Yes, I'm talking only of an implementation w/o Ito's lemma.
If you can't come up with a solution w/o Ito's lemma, then, hmm. it's obviously your own problem I would say...
Here are the steps (in German):
// step0: stddev_for_t berechnen
// step1: z ermitteln:
// step2: z0 berechnen, d.h. halben stddev_for_t <-- das ist der KEY von BS !

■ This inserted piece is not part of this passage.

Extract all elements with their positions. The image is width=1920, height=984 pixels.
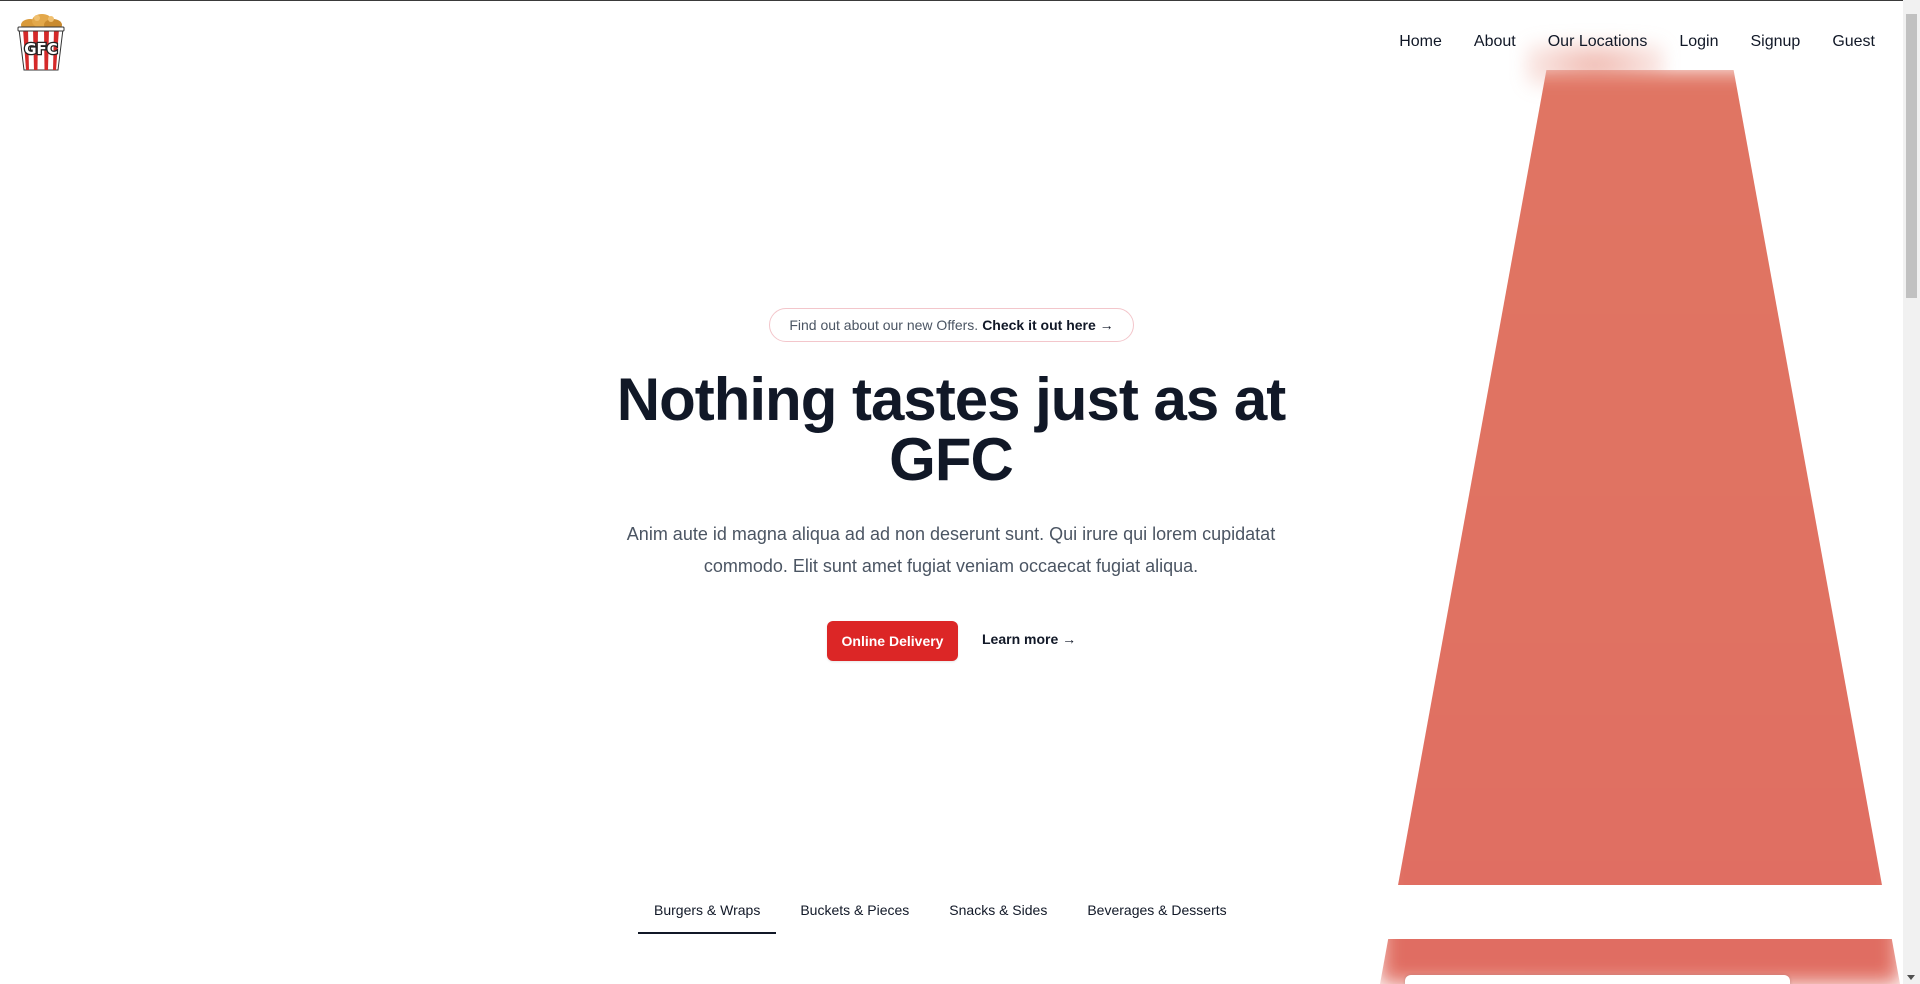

// step3: z1 und z2 berechnen
// step4: Call berechnen
// step5: Put berechnen using Put/Call-Parity
I don't know what sle's 3rd column is supposed to tell us,
but when I do the same calculation I get different values (year=253 trading days in my engine):
Code:
Period(253 days) : Vola=20.00% +1SD=22.14% -1SD=-18.13% C/+1SD=22.14% C/-1SD=0.00% P/+1SD=0.00% P/-1SD=18.13%
Period(253 days) : Vola=50.00% +1SD=64.87% -1SD=-39.35% C/+1SD=64.87% C/-1SD=0.00% P/+1SD=0.00% P/-1SD=39.35%
Period(253 days) : Vola=80.00% +1SD=122.55% -1SD=-55.07% C/+1SD=122.55% C/-1SD=0.00% P/+1SD=0.00% P/-1SD=55.07%Yeah sorry, duration is the only sensible usage. Anyway, rates are low, but any model that results in that input is flawed as you could trade the conversion at zero rates. Obviously not going to happen in reality, but it makes the model output GIGO. So I fail to see the utility of backtesting a model that reflects zero rates. Like modeling XOM at zero dividend (inside the payout period).
In the 100C/P listed... the model trades the conversion at par which implies the 40-day fwd is at par as well. IIRC it's worth $0.07 or so.
Maybe I am missing something as I have only glanced at this thread. What is the sheet supposed to show us?